A gold medalist of Usman Institute of Technology’s (UIT) Computer Engineering Department, Muhammad Azam Khan, is working on Pakistan’s first processor, which he has planned to name ‘Buraq’. With the help of his institute’s microelectronic research lab and under the supervision of his teachers he pledges to serve the field of information technology.
Internet of Things (IoT) connects sensors through the internet with the hardware to make automation. Khan will be making the first processor of it in Pakistan.
“Currently we are in the designing phase and it will take at least one-and-a-half years to get it done,” he shared with The News at the UIT’s first convocation held at NED University, where 271 fresh engineers were conferred degrees on Saturday.
As many as six students were awarded with gold medals and Rs25,000 for their outstanding performance. Khan shared how the processor, once manufactured, in Pakistan would help students of Information Technology. “They will use locally produced development boards and institutes will not have to import them at a very huge cost,” he explained.
There are heavy duties and taxes on the import of these boards. When Pakistan’s own manufactured boards are be used, he said, there will be a huge positive impact on the country’s economy and several job opportunities will be created.
Sindh Governor and Chancellor NED University Imran Ismail was the chief guest of the graduation ceremony. UIT alumnus, who is now MD Storm Fiber, Fawad Leher, was the guest of honour.

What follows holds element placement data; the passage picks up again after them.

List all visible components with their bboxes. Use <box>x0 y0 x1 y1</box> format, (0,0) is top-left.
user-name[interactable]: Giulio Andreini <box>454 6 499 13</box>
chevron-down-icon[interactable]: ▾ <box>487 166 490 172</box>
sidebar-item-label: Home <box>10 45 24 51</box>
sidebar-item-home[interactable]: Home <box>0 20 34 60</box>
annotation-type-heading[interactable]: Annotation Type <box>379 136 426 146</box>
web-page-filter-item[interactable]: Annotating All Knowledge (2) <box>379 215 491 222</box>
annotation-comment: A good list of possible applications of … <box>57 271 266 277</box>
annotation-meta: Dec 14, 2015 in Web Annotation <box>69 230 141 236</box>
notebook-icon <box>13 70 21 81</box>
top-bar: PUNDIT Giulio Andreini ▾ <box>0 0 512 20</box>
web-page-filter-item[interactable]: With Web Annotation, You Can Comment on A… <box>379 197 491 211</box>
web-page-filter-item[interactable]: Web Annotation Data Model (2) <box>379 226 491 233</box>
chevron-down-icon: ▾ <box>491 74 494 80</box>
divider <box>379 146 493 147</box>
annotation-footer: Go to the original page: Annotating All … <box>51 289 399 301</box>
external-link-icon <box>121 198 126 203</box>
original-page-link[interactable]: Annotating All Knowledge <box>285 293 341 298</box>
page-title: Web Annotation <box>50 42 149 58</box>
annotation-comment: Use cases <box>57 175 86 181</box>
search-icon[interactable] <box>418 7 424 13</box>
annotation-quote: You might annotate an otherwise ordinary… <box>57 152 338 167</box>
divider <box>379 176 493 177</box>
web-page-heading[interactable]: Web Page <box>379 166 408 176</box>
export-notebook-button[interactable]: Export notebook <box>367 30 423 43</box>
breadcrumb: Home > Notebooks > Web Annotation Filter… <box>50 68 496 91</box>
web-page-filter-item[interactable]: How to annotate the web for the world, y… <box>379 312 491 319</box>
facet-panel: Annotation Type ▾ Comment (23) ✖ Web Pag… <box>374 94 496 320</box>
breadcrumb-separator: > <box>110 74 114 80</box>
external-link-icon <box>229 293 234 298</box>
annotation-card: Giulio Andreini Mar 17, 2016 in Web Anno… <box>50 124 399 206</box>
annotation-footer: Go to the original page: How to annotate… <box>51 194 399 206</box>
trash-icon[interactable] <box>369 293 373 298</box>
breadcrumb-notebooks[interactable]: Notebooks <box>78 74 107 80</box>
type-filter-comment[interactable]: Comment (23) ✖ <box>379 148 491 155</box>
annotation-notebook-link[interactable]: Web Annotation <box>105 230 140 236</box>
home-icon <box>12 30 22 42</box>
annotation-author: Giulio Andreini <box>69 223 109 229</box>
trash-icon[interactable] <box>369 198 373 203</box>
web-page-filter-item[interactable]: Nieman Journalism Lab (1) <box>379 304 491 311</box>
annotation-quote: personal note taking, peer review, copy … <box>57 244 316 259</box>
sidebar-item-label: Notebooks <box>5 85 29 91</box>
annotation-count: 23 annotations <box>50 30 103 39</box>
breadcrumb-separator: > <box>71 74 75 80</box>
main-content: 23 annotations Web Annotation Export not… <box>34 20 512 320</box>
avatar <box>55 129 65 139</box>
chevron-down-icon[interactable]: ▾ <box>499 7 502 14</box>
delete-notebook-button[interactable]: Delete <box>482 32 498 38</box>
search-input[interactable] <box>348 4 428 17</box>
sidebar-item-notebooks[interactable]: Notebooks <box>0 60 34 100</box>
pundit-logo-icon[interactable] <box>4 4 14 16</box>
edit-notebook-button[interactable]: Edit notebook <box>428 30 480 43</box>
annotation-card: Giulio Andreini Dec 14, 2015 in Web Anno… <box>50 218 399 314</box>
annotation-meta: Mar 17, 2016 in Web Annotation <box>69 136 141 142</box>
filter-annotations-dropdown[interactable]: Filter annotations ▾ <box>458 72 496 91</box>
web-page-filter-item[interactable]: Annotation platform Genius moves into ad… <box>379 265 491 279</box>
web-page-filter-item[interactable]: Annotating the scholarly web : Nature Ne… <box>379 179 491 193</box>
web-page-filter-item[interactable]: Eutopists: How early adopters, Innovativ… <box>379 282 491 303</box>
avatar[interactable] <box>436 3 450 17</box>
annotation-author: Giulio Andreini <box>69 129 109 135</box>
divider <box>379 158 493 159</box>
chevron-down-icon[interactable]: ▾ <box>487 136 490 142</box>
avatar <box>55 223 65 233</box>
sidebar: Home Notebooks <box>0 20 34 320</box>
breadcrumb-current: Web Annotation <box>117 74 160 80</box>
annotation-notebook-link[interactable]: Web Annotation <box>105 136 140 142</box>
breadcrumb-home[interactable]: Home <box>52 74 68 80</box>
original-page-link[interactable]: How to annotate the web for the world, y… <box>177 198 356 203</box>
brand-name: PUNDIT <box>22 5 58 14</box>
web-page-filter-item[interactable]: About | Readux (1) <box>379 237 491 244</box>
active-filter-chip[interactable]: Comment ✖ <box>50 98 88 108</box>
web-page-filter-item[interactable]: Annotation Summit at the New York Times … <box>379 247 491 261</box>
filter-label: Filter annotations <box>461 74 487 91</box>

Speaking at the ceremony, the governor said that it was due to utmost efforts of parents that today all these students had become engineers. “In a poor country like Pakistan, where parents in very meager finance teach their children, the government of Pakistan also invests in youth,” he said and lamented that as soon as youths graduated they started leaving the country, and they wanted either America or England’s visa.
“There they will wash dishes in some eatery, but they are not willing to work here,” he said and added that currently Pakistan was giving that opportunity to its students, an opportunity which was not even available in Europe. If a student wants to initiate a business immediately after graduation, he said, the government of Pakistan has announced youth loans, ‘Kamyab Jawan’ [successful youth], of Rs100,000 to Rs5 million. “Go to the internet, apply for it and get the loan. You don’t have to mortgage anything; most of the loan is interest-free and if there’s some interest, it’s very soft. Pitch your idea, form your company and start working,” he shared with the fresh graduates.
On Monday, he said, the first youth loan programme would be launched at the Governor House, Karachi, by Prime Minister Imran Khan. Around 500 to 600 students, he said, would be handed over their cheques.
Director UIT Dr Zahir Ali Syed shared about Khan’s work in the varsity’s Micro Electronic Research Lab where they are working on Reduced Instruction Set Computer V processor design, which is an open-source hardware instruction set architecture based on established reduced instruction set computer principles.
“Its aim is to design indigenous processor line called ‘Buraq’. UIT is very proud of this initiative and our efforts are being acknowledged all over the world,” he said and added that work was also being done in the areas of software defined networks, AI, robotics, IoT, electric vehicles, solar panels, 3D printers/scanners, batteries.
The UIT, he said, is very proud that one of its staff members started an India- Pakistan Peace initiative called ‘Chai ki Dukan’. This has been highly acclaimed internationally and was showcased at the United Nations in New York last year.
In the graduation ceremony, 147 students received Bachelor’s of electrical engineering degree, 55 students were awarded with Bachelor’s of computer science degree and 69 students were receipts of Bachelor’s of software engineering degrees.